Perhaps as they grow older, they will become interested in the culture of the country of origin and their roots. It's great if the child has flexibility and freedom, where parents enable them to preserve their culture and language without hindering (which sometimes happens) their assimilation processes.

— What problems do emigrant children face besides the change of familiar surroundings and country?

— The main problem of emigrant children is parents who are in the process of adaptation and who have much less resources required by the child than before. They stop noticing the child with his/her difficulties, he/she may find himself/herself alone because he/she has lost friends at home and has to assimilate in a new school, build new ties, and parents do not give him/her enough support.

— These are difficult times - many families have stopped communicating because of different views on politics, for example. But the conflict between generations did not arise a year ago, and politics alone cannot justify it. What should you do when ties with your parents break down?

— In such a conflict, both parties experience a lot of negative emotions, including sadness and guilt. On an emotional level, such a break in ties is experienced as a loss. But it is not specific to emigration, because the breakdown of relationships can occur even if people live in the same country or city.

— What about the fear that your parents are far away and you may not have the time or ability to visit them when you need to?

— The fear that the parents will be gone or they will get into some difficult situation is understandable, natural, not pathological, and all that can be done about it is to try to protect the parents from unforeseen situations (find a responsible person and provide supervision). This somewhat relieves anxiety, although it does not get rid of fear for loved ones.

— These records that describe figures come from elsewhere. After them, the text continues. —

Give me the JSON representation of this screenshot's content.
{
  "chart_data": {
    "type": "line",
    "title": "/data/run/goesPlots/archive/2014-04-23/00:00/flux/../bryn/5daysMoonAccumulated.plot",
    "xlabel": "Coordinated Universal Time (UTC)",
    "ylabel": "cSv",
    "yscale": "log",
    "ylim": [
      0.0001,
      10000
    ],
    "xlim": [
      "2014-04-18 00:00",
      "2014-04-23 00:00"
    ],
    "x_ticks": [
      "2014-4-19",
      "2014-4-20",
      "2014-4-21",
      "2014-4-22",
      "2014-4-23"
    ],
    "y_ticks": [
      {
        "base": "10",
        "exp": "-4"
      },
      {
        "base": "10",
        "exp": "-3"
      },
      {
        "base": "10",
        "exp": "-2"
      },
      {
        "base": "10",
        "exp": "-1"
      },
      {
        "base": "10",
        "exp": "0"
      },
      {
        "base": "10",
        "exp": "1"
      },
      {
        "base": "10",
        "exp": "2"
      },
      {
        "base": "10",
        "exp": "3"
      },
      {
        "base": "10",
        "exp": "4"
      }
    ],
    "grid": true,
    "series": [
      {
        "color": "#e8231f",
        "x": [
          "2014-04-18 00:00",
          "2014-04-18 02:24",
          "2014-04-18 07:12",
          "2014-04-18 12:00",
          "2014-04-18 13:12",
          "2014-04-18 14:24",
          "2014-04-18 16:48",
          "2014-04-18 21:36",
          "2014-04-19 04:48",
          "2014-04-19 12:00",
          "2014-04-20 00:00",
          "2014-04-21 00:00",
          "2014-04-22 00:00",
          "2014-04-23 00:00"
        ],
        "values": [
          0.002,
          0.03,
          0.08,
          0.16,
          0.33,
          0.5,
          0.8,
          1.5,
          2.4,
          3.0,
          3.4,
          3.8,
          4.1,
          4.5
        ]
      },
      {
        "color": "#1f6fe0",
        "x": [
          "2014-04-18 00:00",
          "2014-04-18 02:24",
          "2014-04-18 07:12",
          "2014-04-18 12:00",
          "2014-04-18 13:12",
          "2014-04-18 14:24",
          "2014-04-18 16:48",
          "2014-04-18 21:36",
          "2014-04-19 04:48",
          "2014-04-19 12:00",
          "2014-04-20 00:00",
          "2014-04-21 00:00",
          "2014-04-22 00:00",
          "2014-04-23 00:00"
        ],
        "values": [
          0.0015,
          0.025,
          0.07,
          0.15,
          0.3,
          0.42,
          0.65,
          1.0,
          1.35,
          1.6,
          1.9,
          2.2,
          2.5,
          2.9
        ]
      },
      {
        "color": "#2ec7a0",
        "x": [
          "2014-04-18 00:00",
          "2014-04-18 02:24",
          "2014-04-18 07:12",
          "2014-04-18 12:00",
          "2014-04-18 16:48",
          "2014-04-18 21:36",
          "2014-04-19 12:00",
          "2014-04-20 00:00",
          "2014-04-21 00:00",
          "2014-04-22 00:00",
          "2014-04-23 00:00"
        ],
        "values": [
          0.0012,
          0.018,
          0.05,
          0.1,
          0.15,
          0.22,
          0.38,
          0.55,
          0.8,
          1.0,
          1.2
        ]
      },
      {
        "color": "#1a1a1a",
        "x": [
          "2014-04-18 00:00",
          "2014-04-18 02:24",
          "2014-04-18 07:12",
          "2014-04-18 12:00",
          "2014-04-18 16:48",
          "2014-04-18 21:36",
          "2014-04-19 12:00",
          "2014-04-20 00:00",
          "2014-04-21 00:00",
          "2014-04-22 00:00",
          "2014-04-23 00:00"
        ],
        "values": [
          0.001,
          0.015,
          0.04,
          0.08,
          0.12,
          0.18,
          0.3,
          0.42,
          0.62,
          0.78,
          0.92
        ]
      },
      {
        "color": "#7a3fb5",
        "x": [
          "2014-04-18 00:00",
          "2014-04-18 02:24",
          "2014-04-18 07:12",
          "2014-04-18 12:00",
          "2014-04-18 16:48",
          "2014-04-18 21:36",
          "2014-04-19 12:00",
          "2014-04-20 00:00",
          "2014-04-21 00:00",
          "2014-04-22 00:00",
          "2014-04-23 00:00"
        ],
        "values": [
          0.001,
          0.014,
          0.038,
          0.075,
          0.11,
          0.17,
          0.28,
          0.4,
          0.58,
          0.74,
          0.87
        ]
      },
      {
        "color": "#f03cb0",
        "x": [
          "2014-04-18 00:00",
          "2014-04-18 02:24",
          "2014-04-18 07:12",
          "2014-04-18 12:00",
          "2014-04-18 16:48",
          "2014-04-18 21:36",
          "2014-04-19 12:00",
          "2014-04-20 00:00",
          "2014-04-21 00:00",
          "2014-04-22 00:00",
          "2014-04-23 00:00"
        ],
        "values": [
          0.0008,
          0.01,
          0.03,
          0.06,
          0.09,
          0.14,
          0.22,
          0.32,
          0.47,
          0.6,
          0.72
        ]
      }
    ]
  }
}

And it is important not to leave anything for later, tell them and do everything now, while they are alive.

— The phrase "closing the gestalt" has now become a meme, but what is really meant by it in therapy? And how do you come to terms with the fact that you may never return to the country where you were born?

— This phrase refers to the realization and expression of one's experiences of some unfinished situation or experience from the past that allows one to control its impact on our present. As for returning to the country of exodus..... "Never" certainly sounds too dramatic, no one knows the future. I remember very well how, in the early 1980s, friends of my parents left with the feeling that they would never come back, and in the 1990s, when they came to visit, they were walking the streets of Moscow again. Psychotherapist Gianni Francesetti, when talking about human losses, talks about developing two loyalties: loyalty to lost relationships and loyalty to life. That is, it is important to recognize that something precious has been lost, and at the same time to find some commitment to life present and future. Everyone keeps loyalty to the past in different ways: someone writes articles or books about the past and present of their native places, someone opens a restaurant of national cuisine, someone talks about their culture and language. Keeping interest in the new life and finding a place for my past in it seems to me very significant and helps me to survive the fact that it is impossible to return to my homeland now.